Jennifer's Head Can Occasionally Swell

That's me. Fairly typical look too. I blow dried the hair creating my unruly but still fun mop, and no make-up. This would be the standard weekend look. It does still include fabulous shoes, but my bathroom mirror is not full length. Yes, my bathroom mirror is in desperate need of a good cleaning. I have never claimed to be domestic. Change out the jeans for some slacks or a skirt and you've got my usual work look. Since you had only seen me in my profile picture, I thought you should see what I look like on a normal day. The profile picture was taken almost two years ago at my best friend's wedding. As her maid of honor, I had to actually do my hair and make-up for the big event. Well actually, another friend did my hair. It has never looked like that again.
So now you are thinking, "Um, Jennifer? Are you ever going to get to the point? Do you even have a point?"
Yes actually, I'm glad you asked.
One of the guys that works at the local gun range worked with Michael several years ago.

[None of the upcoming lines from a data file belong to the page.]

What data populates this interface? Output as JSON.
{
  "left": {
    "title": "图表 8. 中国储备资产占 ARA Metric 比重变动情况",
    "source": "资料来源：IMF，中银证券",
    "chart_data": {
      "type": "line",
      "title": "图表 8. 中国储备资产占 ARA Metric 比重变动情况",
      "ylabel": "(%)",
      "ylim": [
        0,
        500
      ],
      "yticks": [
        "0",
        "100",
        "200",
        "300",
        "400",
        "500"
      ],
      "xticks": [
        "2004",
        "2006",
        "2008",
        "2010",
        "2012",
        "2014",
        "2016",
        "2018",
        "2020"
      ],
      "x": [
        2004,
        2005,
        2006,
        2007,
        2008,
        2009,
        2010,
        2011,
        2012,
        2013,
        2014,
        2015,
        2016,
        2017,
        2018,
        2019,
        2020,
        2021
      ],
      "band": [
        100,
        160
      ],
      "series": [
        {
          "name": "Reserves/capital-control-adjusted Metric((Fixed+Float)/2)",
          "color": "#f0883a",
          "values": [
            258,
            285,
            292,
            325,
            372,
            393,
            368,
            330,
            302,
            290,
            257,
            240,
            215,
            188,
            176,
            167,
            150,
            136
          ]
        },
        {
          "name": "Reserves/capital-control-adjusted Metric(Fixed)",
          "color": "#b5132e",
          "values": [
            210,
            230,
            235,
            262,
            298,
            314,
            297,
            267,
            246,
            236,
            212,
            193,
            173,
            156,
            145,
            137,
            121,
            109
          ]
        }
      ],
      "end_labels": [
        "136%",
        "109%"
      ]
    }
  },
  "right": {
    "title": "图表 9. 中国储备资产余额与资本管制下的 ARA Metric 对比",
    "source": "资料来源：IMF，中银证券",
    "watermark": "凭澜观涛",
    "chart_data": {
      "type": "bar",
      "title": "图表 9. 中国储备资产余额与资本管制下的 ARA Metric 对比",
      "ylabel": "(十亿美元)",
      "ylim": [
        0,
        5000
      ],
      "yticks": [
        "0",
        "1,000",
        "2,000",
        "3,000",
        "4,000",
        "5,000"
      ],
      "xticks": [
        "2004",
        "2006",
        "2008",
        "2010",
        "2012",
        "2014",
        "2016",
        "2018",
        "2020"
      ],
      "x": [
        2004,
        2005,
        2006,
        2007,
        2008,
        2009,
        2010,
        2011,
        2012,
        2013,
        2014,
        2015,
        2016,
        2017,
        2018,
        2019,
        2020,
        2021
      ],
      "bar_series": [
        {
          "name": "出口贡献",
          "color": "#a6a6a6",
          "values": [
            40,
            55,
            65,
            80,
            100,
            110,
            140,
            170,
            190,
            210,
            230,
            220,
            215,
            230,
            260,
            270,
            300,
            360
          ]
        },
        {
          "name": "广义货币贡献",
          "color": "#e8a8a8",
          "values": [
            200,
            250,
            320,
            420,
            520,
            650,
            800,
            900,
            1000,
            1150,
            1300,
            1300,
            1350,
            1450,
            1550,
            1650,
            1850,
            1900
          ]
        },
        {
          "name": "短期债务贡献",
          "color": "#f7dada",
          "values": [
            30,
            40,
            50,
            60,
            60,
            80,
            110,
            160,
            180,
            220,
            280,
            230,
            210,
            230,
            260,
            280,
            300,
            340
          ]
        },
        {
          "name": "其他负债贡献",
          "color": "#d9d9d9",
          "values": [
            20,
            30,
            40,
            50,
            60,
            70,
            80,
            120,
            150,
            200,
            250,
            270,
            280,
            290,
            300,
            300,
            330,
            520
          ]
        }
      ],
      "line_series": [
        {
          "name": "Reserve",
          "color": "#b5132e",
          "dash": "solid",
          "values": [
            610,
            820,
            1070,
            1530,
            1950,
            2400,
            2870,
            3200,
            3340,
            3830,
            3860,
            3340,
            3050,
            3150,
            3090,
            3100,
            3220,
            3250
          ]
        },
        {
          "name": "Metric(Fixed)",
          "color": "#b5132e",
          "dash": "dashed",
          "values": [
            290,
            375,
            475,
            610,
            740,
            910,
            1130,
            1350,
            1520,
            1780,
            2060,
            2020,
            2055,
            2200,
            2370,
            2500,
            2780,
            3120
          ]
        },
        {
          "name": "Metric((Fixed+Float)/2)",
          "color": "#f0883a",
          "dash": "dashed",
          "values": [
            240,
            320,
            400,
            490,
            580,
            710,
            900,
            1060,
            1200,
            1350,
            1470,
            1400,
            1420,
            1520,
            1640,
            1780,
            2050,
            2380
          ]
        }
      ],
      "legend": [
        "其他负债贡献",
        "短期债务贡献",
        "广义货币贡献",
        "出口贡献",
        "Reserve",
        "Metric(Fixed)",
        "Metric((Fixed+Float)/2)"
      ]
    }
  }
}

This was a couple of jobs before Michael met me. Upon reuniting, the conversation was the standard.
Old Friend: Hey Mike. Good to see you. How have you been? You've lost hair since I saw you last.
Michael: I've been good. Yeah, that figures since the last time you saw me I was about 17. I'd like you to meet my wife Jenni.
Old Friend: (shakes hand) It's nice to meet you. (turns to Michael) You've done well.

Every woman knows that "You've done well" in that situation is really man code for, "You're wife is cute (or hot or pretty--something complimentary)." We accept the polite compliment and don't think anything else about it. The part that makes it funny is what happened on a later visit. At this visit, the old friend makes it a point to pull my husband aside, and in a stage whisper to make any four year old proud says, "I think your wife is hot!" LOL! I love it.

Well not 2 weeks later, I take my department out for our monthly departmental lunch. The conversation turns to the upcoming audition coming through Oklahoma for America's Next Top Model. One of the girls says, "I think Jennifer should try out for that." No, I am not in her chain of command. She goes on to tell me that she thinks I'm so pretty and that she thinks that I could just wear anything. She proceeds to tell me that she has always said that. All the while I am trying to come with a polite response that doesn't sound like I'm full of myself or self deprecating. I went with the honest response, I actually tried the modeling thing and it just wasn't for me. I stifled the voice in my head that was laughing and screaming, "You couldn't do that! You're 5'4", almost 30, and you've got cellulite and stretch marks! I don't think that's what Prada is really looking for this season." But you know, when they finally decide that the heroin waif is not so pretty, then they can give me a call.

I'm enjoying the compliments lately. I'm sure my head will swell enough to throw me off balance at which point I will topple over into something embarrassing like kitty yak which will bond to my hair and thus negate any inflated image built.

On a side note, I did jog around the block today. I'm still short and almost 30, but the cellulite will not win! And no, I still did not clean the mirror.